Oakland: Is There a ‘There’ There?


It was feminist author and publisher Gertrude Stein who, recalling a visit to her home town of Oakland, Calif., wrote: “When I got there, there was no ‘There’ there.”

Today, on the streets of Oakland, I went in search of “There.”

“Can you tell me where I can find ‘There’?” I politely asked an Asian businessman.  I don’t know if I frightened him, or if he didn’t speak my language.  He glanced askance and kept walking.

I went up to some teen-aged skateboarders.  “You guys know where to find ‘There’?”  They told me to “Chuck off,” or words to that effect.

I approached a heavy-seat, middle-aged woman pushing a shopping cart.  “Do you know where ‘There’ is?” I asked.  “There? Well, I don’t know There,” she said.  “If you lookin’ to go shoppin’, the store is ‘bout two blocks that way. But that’s That, not There.”

A tall African American man was standing on an invisible soapbox, loudly preaching the Gospel to anyone who find stop to listen.  I asked him if he knew the way.  “I know that Jesus knows the way, son,” he said.  “If you follow Him, your search will be ended.”

An art-gallery receptionist looked puzzled when I requested help.  “’There’?” she repeated.  “I don’t know of any place named ‘There.’” I found a brochure in her gallery with a photograph of an ornate sculpture.  “Oh,” she said.  “Is that ‘There’?”

A bicycle cop used his radio phone to call headquarters. “Does anyone at Dispatch know how to find ‘There’?” he asked.  “No?  Because I have a visitor trying to find it.”

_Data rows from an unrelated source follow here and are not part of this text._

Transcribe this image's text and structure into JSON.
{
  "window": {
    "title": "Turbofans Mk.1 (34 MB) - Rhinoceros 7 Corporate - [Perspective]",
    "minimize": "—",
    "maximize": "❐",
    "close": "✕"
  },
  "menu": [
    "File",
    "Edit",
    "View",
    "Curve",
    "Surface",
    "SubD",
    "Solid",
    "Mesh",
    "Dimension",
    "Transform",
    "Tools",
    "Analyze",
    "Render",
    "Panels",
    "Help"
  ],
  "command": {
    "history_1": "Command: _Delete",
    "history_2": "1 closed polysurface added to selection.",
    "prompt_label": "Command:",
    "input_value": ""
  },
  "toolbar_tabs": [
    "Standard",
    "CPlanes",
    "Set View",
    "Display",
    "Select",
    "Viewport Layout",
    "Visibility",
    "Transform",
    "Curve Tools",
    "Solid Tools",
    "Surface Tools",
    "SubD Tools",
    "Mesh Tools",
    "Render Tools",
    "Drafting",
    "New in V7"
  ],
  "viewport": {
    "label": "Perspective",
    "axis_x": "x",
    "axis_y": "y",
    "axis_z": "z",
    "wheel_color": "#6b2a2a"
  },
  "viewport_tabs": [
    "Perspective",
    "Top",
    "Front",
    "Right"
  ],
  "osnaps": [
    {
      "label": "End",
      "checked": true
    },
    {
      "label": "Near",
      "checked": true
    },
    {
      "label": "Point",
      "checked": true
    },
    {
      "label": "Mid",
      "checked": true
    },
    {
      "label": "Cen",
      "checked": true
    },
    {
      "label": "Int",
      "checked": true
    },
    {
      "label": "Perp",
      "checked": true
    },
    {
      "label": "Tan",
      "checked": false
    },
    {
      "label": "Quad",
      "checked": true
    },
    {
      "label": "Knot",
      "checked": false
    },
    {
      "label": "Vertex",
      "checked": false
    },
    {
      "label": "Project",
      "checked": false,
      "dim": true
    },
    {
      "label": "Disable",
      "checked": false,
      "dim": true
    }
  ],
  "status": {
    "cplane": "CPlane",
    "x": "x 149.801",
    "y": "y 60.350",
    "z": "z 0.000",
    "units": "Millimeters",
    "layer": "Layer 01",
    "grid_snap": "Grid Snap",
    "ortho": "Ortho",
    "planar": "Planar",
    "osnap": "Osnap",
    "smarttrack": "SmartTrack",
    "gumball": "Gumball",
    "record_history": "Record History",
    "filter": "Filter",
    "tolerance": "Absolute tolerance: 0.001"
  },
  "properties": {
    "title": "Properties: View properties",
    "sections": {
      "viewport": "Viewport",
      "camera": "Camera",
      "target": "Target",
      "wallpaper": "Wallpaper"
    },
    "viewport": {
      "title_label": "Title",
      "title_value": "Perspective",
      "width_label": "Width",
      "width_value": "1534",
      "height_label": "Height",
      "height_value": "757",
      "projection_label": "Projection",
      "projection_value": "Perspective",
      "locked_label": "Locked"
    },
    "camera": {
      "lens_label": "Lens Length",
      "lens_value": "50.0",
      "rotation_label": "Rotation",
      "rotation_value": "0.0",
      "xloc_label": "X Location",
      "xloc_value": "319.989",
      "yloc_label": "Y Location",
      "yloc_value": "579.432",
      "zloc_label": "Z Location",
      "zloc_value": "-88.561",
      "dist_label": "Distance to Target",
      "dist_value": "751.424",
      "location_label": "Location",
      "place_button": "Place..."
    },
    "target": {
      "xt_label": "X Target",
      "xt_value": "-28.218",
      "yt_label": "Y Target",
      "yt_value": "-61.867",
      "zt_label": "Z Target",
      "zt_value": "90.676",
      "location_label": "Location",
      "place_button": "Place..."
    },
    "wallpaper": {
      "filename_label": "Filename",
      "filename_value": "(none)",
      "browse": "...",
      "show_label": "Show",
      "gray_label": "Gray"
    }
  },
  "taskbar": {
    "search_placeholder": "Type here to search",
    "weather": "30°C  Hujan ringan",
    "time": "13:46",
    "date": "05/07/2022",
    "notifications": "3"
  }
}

Clearly, this was not a question for an Oakland resident. Perhaps, as Stein had suggested, there really was no There there.

I sauntered past the ornate City Hall, crossed 14th Street and entered a contemporary business-and-shopping mall called City Center.  And then I saw “There.”

The colorful 1988 work by sculptor Roslyn Mazzilli was the centerpiece of a fountain around which more than a dozen people were sitting and passing the time.

I knew I was “There.”  A plaque beside the sculptor read: “‘There.’1988. Roslyn Mazzilli.”

It was clearly a meeting place.  But I wonder why nobody in Oakland apparently ever says, “I’ll meet you ‘There’!”?